Our study has some limitations. Prediction models are limited by restrictions in the available data, and some variables that may affect CKD and CVD risk were not available for analysis (e.g., inflammatory markers). In this analysis, the risk equations were applied to the datasets that were largely used to develop them. It may be, therefore, that the equations predict more accurately in D:A:D data than they would in other independent datasets, and this may limit the generalisability of our findings. Both equations, however, were validated: the CVD equation using internal—external cross-validation, and the CKD equation on independent datasets. The CVD and CKD endpoints used in this analysis are quite different. CVD is a serious clinical event, subject to central validation, whereas CKD is an earlier, less serious event based on a confirmed laboratory marker. As noted above, compared with the more specific adjudicated CVD endpoint, the CKD definition may be capturing a broader set of events that might include true episodes of chronic and progressive CKD but also transient events in people who may be temporarily systemically unwell, hospitalised, and/or undergoing a medical procedure, all of which may lead to episodic decreases in eGFR without this necessarily resulting in persistent renal dysfunction. We attempted to minimise the possibility of miscategorising people with CKD by requiring there to be at least 2 consecutive eGFR measurements ≤ 60 ml/min/1.73 m2 to make the diagnosis. However, the ‘softer’ definition of CKD may at least partially explain the finding that the magnitude of association was greater when analysing CKD events by CVD risk than when analysing CVD events by CKD risk. It is uncertain how the results might have differed if a hard clinical endpoint for renal disease, such as ESRD, had been used. Such an approach, however, was not possible in our analyses, as a prediction tool for ESRD in HIV-positive people is not available, and the number of ESRD events in D:A:D is not large. In the D:A:D database, we are unable to distinguish cases of either CKD or CVD that were a direct result of a previous event.
In conclusion, we have shown that HIV-positive people not uncommonly have high predicted CVD and/or CKD risk, and that these interact to create substantial risks for future morbid events.

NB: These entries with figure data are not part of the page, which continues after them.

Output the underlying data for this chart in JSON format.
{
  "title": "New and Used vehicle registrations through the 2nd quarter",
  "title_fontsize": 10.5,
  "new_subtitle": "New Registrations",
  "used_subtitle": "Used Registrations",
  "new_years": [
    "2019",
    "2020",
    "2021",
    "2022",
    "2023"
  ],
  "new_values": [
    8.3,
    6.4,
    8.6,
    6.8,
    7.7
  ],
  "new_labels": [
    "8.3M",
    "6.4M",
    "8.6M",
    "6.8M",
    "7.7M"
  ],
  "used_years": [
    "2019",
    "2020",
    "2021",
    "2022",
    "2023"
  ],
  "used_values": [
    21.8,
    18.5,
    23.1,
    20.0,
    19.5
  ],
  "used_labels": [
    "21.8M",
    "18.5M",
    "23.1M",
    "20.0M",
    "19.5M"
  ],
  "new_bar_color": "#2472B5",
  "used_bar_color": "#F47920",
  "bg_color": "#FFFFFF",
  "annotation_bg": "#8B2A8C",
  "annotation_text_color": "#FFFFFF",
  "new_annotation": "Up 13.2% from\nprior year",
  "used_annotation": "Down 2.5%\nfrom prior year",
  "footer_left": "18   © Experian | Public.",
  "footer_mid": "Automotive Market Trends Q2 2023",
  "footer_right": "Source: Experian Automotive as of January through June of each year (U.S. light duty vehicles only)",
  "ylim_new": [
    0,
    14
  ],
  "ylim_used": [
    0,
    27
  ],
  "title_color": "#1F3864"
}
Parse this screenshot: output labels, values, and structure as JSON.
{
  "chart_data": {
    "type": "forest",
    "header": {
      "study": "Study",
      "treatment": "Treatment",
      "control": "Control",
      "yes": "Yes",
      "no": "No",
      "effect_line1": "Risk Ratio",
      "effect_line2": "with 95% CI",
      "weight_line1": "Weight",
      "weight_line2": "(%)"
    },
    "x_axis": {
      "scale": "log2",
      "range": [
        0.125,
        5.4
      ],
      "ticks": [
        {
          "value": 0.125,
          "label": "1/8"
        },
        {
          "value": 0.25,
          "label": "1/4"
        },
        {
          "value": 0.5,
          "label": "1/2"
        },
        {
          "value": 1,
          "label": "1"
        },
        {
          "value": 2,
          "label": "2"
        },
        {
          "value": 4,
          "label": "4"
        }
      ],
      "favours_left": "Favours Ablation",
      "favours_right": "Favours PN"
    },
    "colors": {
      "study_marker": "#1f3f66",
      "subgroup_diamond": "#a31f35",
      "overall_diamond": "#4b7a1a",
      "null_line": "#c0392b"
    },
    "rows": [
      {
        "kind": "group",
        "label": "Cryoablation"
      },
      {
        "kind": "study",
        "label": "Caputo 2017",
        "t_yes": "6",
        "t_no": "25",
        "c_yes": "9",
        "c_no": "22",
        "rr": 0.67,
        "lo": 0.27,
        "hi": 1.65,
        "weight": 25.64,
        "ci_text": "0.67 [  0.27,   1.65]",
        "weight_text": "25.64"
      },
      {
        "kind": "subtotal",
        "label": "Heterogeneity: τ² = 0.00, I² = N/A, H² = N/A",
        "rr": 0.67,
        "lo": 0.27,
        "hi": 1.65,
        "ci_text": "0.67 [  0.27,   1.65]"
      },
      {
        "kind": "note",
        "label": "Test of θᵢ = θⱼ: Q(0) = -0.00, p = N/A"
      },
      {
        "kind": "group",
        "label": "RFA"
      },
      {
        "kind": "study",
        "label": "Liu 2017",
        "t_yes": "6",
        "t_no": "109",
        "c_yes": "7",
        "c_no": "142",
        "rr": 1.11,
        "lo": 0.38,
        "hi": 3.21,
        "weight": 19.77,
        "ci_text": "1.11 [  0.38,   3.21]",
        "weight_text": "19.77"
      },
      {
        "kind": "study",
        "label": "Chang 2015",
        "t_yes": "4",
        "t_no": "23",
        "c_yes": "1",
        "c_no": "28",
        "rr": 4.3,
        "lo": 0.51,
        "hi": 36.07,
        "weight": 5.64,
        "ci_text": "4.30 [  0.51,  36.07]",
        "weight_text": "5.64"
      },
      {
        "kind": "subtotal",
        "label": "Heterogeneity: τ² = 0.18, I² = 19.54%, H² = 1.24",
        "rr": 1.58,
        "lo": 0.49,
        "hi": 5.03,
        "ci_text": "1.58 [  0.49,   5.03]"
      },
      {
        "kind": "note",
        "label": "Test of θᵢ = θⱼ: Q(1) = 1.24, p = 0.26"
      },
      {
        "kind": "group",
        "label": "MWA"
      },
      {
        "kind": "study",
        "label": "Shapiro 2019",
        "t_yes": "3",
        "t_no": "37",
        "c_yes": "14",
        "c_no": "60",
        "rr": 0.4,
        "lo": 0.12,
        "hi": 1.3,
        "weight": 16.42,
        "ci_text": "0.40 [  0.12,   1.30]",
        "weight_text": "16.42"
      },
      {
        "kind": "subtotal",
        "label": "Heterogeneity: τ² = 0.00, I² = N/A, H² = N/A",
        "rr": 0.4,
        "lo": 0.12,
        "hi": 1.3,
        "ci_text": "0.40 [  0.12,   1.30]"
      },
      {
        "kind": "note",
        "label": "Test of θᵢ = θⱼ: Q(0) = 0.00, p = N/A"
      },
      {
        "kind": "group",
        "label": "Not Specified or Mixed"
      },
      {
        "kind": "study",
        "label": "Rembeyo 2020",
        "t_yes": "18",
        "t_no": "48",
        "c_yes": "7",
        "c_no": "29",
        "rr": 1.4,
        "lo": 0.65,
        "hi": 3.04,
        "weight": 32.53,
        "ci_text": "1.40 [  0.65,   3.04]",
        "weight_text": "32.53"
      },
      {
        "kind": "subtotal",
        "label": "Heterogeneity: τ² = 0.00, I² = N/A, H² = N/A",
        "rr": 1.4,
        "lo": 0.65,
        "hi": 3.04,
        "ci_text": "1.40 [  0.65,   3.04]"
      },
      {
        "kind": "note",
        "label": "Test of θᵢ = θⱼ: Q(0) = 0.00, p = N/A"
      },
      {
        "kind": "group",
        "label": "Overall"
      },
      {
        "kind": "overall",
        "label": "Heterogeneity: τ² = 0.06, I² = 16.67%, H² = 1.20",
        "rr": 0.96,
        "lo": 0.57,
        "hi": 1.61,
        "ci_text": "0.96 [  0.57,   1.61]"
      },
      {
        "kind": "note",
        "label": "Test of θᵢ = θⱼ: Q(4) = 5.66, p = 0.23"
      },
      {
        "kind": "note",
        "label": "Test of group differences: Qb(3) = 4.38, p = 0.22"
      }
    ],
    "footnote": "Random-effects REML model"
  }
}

We found that people at high predicted risk for both CVD and CKD have substantially greater risks for both CVD and CKD compared with those at low predicted risk for both, and those at high predicted risk for only CVD or only CKD. This suggests that CVD and CKD risk in HIV-positive persons should be assessed together. These data also suggest that the primary prevention and effective management of these comorbidities, prioritising those interventions that have been repeatedly shown to be effective in the general population, will convey the same if not greater benefits for the population of HIV-positive people. Primary prevention and the effective management of comorbidities should be incorporated into the development of guidelines and defining future research priorities for HIV-positive people.